Osobny akapit można poświęcić oprawie dźwiękowej, która jest po prostu genialna. Każda jednostka mówi swoim własnym głosem i rzuca różnymi cytatami, podobnie jak w produkcjach Blizzarda, choć tu nie ma może zbyt wiele elementów mogących rozśmieszyć gracza. Przykładowo jednostki Harkonnenów mówią tak, jakby za sterami pojazdów siedzieli szaleńcy/bandyci/sadyści/degeneraci (czasem mamy kombinacje kilku z tych cech). Polecam szczególnie Devastatora. Bestia ma ogromną siłę ognia, a w każdej chwili może dokonać autodestrukcji. Nie ma to jak zostać otoczonym przez wroga i usłyszeć szaleńca krzyczącego radośnie "They're coming with me!" albo śmiejącego się głośno "HAHAHAHA!" tuż przed eksplozją reaktora. Takie smaczki dokładają tylko do klimatu jakim może poszczycić się ta produkcja. Do tego świetna muzyka, komponująca się idealnie do każdego rodu.
Harkonnen gafla!
Pisząc o Imperatorze trzeba wspomnieć o filmowych przerywnikach, które były w pewnym sensie znakiem firmowym Westwood. O ile te z Red Alerta zdawały się dość infantylne, trochę komiczne, tutaj mamy do czynienia z całkiem dobrą grą aktorską. Prym wiedzie genialny Vincent Schiavelli w roli Mentata rodu Harkonnenów. Aktor znany między innymi z Lotu nad Kukułczym Gniazdem i występu w bondowskim Jutro Nie Umiera Nigdy. Poza filmikami, głos Mentata towarzyszy nam podczas briefingów oraz w większości misji, znacznie uprzyjemnia to grę Harkonnenami. W rolę Księcia Atrydy wciela się Michael Dorn, kojarzony głównie z Worfem ze Star Treka. Filmiki nie są zbyt długie, w sumie jest ich kilkadziesiąt. Efekty to może nie Władca Pierścieni, ale na tamte czasy i oczekiwania nie doprowadzają do zgrzytania zębami.
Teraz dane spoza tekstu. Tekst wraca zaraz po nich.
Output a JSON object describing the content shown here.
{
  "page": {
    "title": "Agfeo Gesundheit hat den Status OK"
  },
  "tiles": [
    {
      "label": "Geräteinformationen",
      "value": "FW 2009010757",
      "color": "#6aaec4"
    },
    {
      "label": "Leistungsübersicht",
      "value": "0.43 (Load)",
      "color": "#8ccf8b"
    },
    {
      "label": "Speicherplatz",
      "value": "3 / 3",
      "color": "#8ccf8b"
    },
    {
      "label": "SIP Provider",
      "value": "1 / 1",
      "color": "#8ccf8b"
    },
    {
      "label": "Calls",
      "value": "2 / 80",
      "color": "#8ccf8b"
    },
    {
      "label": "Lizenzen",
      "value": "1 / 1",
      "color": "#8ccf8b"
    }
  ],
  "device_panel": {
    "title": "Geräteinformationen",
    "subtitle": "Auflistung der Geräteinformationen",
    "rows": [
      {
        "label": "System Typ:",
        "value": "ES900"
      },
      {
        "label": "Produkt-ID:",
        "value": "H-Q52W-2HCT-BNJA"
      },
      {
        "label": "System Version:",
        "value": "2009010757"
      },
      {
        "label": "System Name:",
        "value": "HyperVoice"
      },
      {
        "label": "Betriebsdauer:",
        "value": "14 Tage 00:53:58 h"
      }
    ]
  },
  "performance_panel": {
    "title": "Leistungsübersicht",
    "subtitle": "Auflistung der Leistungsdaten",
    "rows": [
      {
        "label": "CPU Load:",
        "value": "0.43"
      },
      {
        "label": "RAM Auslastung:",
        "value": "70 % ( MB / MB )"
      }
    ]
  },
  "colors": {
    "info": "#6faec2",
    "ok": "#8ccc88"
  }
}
Emperor: Battle for Dune to gra, która wyskoczyła niczym Diabeł z pudełka. Nieoczekiwanie Westwood wypuścił świetny tytuł w klimatach Diuny, z trzema różnorodnymi, zbalansowanymi frakcjami, trójwymiarową grafiką, ze znakomitą muzyką i wciągającymi filmikami. Musiałbym się trochę nagłowić, żeby przytoczyć tutaj jakieś wady. Gra może robić się trochę nużąca po kilkunastu obronach i zajmowaniu terytoriów, głównie dlatego, że kończą się specjalne "eventy" urozmaicające misje. Mogę tylko żałować, że w swoim czasie gra nie cieszyła się taką popularnością, żeby w pełni wykorzystać jej potencjał w trybie multiplayer.